Russian Orthodox Church & Alaska

Akhiok Russian Orthodox Church

Akhiok Russian Orthodox Church is still used today. The setting for this beautiful structure is adjacent to a cemetery and overlooks Akhiok Bay (essentially the Northern Pacific Ocean) to the East. The sunrise through the cloudy skies and humidity makes for beautify lighting and a setting that anyone would be at peace resting or worshiping in I would think.

Walking through the church that morning, it was quiet and cold. I thought maybe it would feel eerie for some reason, but it didn’t at all – just was an old building and seemed somewhat forgotten about even though it is still in use. It was peaceful and ornate as I think the pictures convey.

The magpie atop the cross makes a nice touch

View standing next to the church facing east. The ledge just ahead drops off via a rocky cliff to the Akhiok Bay beach.

Russian Orthodox Church History in Alaska

In the first part of the 18th century, Russian explorers and traders began their emigration from Siberia to Alaska bringing with them their Orthodox faith and Christian doctrine where they offered and imposed their beliefs to and on the Native people. Their aim was to teach about the church and serve as missionaries to the Alaskan Natives. As early as 1763, there were baptisms of groups of Aleuts on Umnak Island (in the mid/western portion of the Aleutian chain/islands), spreading later to Kodiak Island with the first formal Orthodox Christian Mission arriving to Kodiak Island in September of 1794. In 1794, the Russian Tsarina (a female autocratic ruler) granted the missionaries’ pleas to establish a mission in Alaska. The initial mission created was comprised of two novices and eight monks along with ten Alaskan natives who had been brought to Russia by one of the missionaries (Grigorii Shelikov) in 1786.

The Russian Orthodox missionaries made a significant impact on Alaskan Native populations resulting in many practicing the Orthodox Christian faith then and today. The Mission – called the Valaam Mission – was created under the order of Empress Catherine. There were detailed instructions set forth to guide the missionary work consisting of 34 main points.
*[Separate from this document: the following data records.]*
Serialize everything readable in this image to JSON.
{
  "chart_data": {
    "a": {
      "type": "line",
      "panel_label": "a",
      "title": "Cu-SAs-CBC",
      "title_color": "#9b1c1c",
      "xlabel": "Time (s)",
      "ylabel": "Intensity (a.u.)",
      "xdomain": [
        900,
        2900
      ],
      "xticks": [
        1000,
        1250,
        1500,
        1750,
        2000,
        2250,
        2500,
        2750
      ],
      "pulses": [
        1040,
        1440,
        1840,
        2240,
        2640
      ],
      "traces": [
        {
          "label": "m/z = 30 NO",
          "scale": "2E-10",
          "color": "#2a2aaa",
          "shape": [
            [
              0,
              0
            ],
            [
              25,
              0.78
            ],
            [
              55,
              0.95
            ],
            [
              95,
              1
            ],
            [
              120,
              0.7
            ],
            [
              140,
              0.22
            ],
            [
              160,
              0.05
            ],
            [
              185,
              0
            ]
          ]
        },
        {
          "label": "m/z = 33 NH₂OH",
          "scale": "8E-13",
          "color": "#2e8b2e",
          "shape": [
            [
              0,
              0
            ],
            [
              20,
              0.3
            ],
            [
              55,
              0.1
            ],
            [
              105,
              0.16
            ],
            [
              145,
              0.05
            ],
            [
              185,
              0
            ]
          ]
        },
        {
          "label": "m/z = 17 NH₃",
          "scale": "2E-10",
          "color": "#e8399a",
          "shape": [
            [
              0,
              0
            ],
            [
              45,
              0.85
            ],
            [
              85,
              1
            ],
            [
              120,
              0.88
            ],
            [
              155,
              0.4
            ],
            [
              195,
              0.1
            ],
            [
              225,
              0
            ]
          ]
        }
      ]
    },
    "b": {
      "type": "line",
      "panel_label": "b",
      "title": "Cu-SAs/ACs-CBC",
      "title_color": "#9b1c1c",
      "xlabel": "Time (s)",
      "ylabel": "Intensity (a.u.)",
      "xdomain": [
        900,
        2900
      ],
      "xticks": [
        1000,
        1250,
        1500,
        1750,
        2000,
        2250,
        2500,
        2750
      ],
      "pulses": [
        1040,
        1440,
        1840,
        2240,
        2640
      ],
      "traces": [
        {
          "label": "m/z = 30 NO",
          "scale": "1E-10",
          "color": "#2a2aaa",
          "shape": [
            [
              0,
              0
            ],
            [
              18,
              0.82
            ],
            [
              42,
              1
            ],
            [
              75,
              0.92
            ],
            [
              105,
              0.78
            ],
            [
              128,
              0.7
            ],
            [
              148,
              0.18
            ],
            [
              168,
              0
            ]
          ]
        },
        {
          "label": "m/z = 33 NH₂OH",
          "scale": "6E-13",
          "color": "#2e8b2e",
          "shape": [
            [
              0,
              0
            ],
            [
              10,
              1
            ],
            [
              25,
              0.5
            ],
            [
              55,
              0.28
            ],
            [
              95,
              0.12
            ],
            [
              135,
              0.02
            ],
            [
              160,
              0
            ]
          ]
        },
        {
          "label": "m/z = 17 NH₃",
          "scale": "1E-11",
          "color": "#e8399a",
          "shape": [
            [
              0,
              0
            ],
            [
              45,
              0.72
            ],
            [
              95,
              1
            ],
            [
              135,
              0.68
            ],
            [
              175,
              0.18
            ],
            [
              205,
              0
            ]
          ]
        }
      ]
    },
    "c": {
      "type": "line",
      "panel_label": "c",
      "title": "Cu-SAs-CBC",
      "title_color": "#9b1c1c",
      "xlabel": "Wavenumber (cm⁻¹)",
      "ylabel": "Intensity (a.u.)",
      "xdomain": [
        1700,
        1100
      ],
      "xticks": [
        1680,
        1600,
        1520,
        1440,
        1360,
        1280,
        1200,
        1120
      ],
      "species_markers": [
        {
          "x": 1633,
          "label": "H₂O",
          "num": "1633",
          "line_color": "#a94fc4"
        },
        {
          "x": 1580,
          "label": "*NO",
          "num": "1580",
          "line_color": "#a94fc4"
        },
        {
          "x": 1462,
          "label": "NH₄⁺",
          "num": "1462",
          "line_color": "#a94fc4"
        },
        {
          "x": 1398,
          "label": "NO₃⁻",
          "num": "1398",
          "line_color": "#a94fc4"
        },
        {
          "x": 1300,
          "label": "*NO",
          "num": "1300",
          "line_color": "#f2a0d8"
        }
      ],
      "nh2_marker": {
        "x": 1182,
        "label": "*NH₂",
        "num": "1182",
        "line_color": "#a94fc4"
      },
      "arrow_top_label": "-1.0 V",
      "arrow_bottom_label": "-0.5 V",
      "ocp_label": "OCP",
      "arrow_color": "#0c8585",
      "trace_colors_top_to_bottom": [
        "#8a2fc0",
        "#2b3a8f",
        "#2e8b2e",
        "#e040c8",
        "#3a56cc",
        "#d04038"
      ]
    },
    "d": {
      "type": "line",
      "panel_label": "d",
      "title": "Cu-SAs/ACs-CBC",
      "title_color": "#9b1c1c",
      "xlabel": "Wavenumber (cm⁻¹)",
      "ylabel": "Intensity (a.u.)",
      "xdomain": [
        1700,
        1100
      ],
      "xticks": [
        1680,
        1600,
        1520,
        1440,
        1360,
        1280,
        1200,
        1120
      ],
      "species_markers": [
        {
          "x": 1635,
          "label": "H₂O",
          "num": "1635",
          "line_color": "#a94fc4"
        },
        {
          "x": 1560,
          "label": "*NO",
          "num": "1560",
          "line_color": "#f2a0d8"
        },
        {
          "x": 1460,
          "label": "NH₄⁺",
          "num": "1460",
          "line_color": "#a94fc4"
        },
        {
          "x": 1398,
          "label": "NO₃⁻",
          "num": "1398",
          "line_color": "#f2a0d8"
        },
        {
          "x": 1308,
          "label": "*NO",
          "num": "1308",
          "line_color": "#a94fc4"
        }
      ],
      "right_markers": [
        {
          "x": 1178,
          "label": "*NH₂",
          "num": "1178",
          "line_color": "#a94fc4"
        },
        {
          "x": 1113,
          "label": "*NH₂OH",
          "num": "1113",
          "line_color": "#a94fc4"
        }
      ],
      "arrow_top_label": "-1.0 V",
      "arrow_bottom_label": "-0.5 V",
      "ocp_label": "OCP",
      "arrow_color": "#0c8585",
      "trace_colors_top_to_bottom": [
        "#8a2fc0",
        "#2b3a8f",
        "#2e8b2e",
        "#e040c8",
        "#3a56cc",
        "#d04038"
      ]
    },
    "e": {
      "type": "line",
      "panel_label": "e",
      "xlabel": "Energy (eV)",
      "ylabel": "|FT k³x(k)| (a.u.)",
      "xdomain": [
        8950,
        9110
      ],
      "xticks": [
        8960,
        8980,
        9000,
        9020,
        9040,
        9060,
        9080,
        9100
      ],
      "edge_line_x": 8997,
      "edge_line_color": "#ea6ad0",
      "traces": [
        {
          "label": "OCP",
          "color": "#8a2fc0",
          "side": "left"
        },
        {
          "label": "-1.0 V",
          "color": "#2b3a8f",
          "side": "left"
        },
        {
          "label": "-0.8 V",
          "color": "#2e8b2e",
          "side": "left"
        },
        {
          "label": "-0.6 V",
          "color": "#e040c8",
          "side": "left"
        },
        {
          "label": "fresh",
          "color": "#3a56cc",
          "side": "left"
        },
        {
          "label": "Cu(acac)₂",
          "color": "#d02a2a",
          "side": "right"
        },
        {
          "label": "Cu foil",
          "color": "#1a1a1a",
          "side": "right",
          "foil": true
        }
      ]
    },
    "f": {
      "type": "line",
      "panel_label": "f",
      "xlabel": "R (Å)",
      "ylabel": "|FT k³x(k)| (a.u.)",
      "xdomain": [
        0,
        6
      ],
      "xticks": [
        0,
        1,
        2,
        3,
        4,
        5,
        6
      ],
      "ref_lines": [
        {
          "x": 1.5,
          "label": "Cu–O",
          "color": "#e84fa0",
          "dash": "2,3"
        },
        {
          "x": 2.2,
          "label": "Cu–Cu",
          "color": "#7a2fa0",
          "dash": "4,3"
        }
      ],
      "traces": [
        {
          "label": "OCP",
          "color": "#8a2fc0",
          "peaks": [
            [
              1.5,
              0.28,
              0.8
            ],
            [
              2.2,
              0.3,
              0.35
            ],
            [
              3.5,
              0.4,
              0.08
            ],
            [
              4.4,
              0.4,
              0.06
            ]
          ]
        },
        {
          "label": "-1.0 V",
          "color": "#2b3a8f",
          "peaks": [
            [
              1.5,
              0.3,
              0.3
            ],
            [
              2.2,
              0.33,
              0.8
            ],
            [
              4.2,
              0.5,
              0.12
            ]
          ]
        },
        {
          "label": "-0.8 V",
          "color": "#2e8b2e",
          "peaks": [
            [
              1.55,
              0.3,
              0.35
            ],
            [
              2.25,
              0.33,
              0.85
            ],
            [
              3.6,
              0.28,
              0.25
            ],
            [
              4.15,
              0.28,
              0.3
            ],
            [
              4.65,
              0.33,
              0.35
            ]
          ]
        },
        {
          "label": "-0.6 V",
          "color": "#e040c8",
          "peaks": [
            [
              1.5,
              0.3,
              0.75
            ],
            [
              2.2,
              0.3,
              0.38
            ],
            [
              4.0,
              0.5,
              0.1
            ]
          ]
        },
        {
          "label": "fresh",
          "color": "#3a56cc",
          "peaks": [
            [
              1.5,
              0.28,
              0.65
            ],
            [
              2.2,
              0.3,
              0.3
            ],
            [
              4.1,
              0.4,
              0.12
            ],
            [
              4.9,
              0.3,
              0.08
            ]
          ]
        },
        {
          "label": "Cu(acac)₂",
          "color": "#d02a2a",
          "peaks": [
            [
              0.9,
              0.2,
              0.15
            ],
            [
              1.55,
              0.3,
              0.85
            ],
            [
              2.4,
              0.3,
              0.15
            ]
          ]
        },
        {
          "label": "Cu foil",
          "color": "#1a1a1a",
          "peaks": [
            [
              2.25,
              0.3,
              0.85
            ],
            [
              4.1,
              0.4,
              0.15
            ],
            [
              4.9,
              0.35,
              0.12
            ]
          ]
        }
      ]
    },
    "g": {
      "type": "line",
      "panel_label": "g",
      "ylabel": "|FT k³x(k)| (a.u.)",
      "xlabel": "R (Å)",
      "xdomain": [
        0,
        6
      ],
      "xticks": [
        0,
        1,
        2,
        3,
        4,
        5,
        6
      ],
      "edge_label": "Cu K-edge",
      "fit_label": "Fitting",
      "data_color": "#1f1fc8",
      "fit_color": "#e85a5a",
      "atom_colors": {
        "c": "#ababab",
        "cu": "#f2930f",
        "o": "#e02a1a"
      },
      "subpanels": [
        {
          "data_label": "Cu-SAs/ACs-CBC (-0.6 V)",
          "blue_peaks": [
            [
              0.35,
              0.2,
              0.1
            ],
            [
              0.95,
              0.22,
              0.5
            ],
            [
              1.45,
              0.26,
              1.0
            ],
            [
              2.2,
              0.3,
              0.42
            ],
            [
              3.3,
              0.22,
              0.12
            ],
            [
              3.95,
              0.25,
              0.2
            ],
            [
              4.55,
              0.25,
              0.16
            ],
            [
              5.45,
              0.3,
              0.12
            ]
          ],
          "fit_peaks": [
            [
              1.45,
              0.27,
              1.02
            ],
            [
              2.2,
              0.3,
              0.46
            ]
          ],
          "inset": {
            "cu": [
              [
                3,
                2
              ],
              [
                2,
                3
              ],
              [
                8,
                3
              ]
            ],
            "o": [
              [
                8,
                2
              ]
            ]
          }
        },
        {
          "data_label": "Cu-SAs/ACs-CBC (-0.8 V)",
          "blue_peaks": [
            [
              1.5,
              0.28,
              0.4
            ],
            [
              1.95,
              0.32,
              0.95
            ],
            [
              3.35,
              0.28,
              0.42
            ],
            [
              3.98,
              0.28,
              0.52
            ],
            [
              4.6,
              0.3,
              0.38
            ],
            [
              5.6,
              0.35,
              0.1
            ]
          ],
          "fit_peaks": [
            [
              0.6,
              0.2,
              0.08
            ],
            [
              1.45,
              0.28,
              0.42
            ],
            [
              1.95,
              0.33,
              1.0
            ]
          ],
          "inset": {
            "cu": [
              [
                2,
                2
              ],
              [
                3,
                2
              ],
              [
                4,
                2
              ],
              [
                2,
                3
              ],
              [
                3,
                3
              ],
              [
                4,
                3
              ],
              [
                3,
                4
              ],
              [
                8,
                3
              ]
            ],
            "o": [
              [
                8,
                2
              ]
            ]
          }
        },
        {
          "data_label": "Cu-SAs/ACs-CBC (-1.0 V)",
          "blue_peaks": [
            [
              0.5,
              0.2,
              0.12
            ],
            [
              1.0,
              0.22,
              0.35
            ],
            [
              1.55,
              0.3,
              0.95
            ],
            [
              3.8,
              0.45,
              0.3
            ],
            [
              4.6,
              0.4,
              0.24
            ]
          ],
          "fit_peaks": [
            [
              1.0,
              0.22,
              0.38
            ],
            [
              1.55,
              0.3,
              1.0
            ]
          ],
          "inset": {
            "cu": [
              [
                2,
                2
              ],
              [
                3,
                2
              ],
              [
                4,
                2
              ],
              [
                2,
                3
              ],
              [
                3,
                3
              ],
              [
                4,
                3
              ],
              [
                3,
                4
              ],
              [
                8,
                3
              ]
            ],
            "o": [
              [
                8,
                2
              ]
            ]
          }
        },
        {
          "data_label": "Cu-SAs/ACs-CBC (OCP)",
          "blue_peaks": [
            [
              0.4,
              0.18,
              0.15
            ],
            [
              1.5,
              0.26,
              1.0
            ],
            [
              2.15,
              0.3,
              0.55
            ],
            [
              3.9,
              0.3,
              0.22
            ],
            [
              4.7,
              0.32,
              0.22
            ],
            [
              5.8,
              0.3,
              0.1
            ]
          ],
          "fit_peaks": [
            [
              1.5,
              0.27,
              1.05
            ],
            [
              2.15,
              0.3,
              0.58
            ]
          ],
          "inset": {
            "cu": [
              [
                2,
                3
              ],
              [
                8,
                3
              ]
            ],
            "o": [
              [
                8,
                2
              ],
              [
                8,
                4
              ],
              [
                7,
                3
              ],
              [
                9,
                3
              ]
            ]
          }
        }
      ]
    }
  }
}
It is beyond the content of this blog to go deeper into to this aspect of its creation, but the history is rich and interesting, and I encourage those who are not asleep yet from reading this, to delve further.

The Valaam Mission left Saint Petersburg on Christmas day in 1793 and arrived in Kodiak September 24th, 1794 where they constructed the first Orthodox church in America named, the Resurrection of Our Lord. The mission discovered hundreds of Kodiak Native Americans who were educated on the fundamentals of the Orthodox Faith and were subsequently baptized and more churches were established extending from Kodiak Island initially, spreading to the surrounding islands and into mainland Alaksa. In just 3 years, hundreds of Natives on Kodiak Island alone were baptized. This is a most impressive culture shift in such a short period of time! The zealousness of the first Russian Orthodox missionaries is well documented with >12,000 new members and churches erected in EVERY Christianized settlement! In 1798, Archimandrite Joasaph returned to Siberia where he was consecrated the Bishop of Kodiak and the first Bishop for America. He later died in a shipwreck off Kodiak Island in 1799.

As expected, the initial confrontation of Native Alaskans and Russians was at times bloody, but relations between the Alaskan natives and Orthodox priests generally became more harmonious and mutually beneficial with the missionaries teaching the natives not only religious and spiritual topics, but practical skills and subjects including mathematics, agriculture, carpentry and animal husbandry.

As with most missions, the primary goal is spreading of the beliefs of the said religion and religious conversion. Similarly, the central goal of the Alaska mission was to convert Native Alaskans to Orthodox Christianity. Education and “pacification” of Alaskan Natives were adjuncts to this goal.

In 1867, when Alaska was sold by Russia to the United States, there was a change in the clergy status of the American Orthodox Mission – they became foreigners to the new government where some then became US citizens and foreigners to their mother country, Russia. Despite the radical changes brought by American culture, the deep impression of Russia and the Russian Orthodox church remains evident throughout Alaska.

Today, the American Mission is reduced to half of its original members.